7] Labor officials should immediately and urgently review and revamp the long-standing policy on the deployment of domestic helpers abroad. Instead of deploying low-skilled domestic helpers, applicants for this type of work should be encouraged and induced to aim for higher-paying jobs as caregivers in Japan, Singapore and Hong Kong. The problem of aging population and stagnant population growth in these countries will create an increasing high-paying job pool in these places where incidence of abuses is hardly a problem. Labor officials should coordinate closely with TESDA, OWWA and other relevant government agencies to provide language and caregiver  courses for free or minimal costs to those interested to take up caregiver jobs.

Trying to assist Filipino women after being battered blue and black, and even in critical condition just like Rina, obviously puts a much stronger and bigger strain on the Philippine government’s manpower and financial resources. Instead of simply reacting to serious problems after they have already struck hapless Filipino women in different parts of the Middle East, labor officials should exercise better sense, more compassion and greater political will to do the right thing.

It is most unjust and unfair to leave mostly young Filipino women in the hands of Middle Eastern employers with a long and recurrent history of brutalizing and maltreating foreign maids as if they are slaves in ancient times.

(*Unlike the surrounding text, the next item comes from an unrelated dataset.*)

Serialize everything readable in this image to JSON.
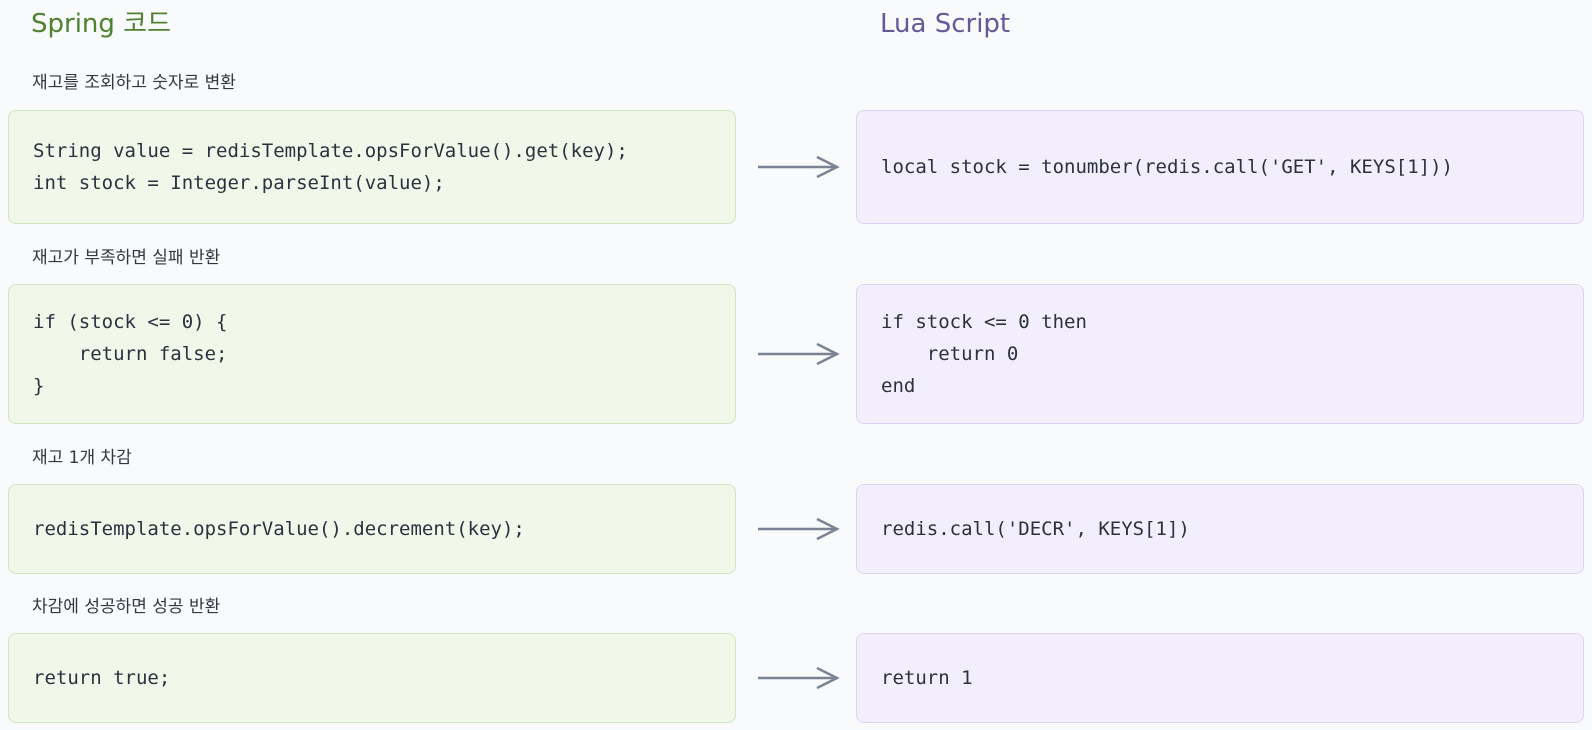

Filipino women deserve much better protection and care from their government while enduring the extreme sacrifice of toiling thousands of miles away from their loved ones back home.

This can best be achieved by imposing a temporary ban on further deployments of Filipino women to Middle Eastern countries until bilateral labor agreements are secured, guaranteeing their safety and privileges in their host countries. Deploying low-skilled, low-salaried domestic helpers abroad should also be reviewed urgently, revamped and redirected toward deployment of higher-skilled, higher-salaried caregiver jobs, especially because of rising demand for trained caregivers for the aging population in different Asian countries, notably Japan, Hong Kong and Singapore.